Laparoscopic Supracervical Hysterectomy (LSH)
Laparoscopic Supracervical Hysterectomy (LSH) requires general anesthesia and only laparoscopic incisions to remove the uterus. The cervix is spared thus there is no vaginal incision needed. LSH procedure is essentially sutureless and bloodless since special energy sources are used to seal and divide the blood vessels and to detach the uterus from the cervix and the ovaries. The uterus is removed using a morcellator through the belly button (umbilical) port/incision site. Having performed over 1500 Laparoscopic Supracervical Hysterectomy (LSH) procedures, Dr. Mordel notes that LSH avoids unpleasant scars and shortening the vagina, eliminates the need for retractors and bowel packing, and significantly reduces hospital stays, postoperative pain and recovery time. Laparoscopic Supracervical Hysterectomy (LSH) generates less pain than any other hysterectomy. It is usually an outpatient procedure and patients usually go home six to eight hours after surgery and return to normal activities in about two weeks. Preservation of the cervix maintains the integrity of the vagina so it does not become shortened. It also saves some of the blood supply and nerve network and therefore may preserve pelvic floor function, including sexual response. However this is not proven in the literature. After having a procedure where the cervix is spared, a patient will need to have routine Pap Tests per ACOG guidelines since the risk of cervical cancer still exists. Also we like to make patients aware that there is a very small possibility that occasional light vaginal spotting from the cervix can occur.
Robotically Assisted Laparoscopic Hysterectomy (RALH)
Robotically Assisted Laparoscopic Hysterectomy requires general anesthesia and laparoscopic incisions to remove the uterus. If the cervix is also removed, then a vaginal incision is required. This is called a Robotically Assisted Total Laparoscopic Hysterectomy (RATLH). If the cervix is removed, the procedure is called a Robotically Assisted Laparoscopic Supacervical Hysterectomy (RALSH).

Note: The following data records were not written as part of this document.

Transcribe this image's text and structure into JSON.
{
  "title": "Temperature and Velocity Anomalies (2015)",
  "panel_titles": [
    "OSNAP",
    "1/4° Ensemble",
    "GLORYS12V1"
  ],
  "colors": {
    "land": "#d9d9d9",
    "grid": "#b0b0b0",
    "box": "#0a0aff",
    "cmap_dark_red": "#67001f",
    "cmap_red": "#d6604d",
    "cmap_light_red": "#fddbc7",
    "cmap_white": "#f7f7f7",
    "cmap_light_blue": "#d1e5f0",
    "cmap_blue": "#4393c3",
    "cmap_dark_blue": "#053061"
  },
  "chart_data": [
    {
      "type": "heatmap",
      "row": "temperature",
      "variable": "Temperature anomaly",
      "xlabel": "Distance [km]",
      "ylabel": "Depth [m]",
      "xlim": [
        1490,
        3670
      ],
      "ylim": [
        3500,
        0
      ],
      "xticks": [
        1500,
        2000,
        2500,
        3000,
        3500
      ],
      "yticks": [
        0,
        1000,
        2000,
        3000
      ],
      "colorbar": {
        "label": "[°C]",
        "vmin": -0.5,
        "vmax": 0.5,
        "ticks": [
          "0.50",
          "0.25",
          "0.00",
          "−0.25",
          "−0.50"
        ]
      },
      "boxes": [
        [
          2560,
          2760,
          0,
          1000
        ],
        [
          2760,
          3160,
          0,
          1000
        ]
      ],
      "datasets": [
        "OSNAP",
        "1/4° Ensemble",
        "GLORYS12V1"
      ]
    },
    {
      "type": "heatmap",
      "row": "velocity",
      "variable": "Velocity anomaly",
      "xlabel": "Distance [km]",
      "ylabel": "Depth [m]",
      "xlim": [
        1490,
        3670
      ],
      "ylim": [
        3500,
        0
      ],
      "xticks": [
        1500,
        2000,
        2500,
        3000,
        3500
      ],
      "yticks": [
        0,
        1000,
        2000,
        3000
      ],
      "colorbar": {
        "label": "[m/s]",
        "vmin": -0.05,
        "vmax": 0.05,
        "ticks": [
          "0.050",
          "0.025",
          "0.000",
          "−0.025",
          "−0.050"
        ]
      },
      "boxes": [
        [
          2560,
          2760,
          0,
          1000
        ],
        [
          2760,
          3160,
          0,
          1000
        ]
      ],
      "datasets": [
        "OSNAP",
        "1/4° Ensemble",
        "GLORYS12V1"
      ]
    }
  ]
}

This approach is very similar to the TLH and LSH, but it usually requires more and slightly larger laparoscopic incisions than traditional laparoscopy. The post-operative recovery is essentially the same as with the traditional laparoscopic approach. The da Vinci Surgical System provides patients with new, minimally invasive surgical procedures that offer significant advantages over traditional "open" surgeries and advanced laparoscopic surgeries. It improves the surgeon’s ergonomics, allows for three dimensional (3D) visualization of the surgical field, and gives the surgeon superior control over the camera and instruments by mimicking his/her natural hand, wrist, and finger movements. Robotically-assisted and advanced laparoscopic minimally invasive procedures can benefit patients with less pain, discomfort, blood loss and a quicker return to normal activities.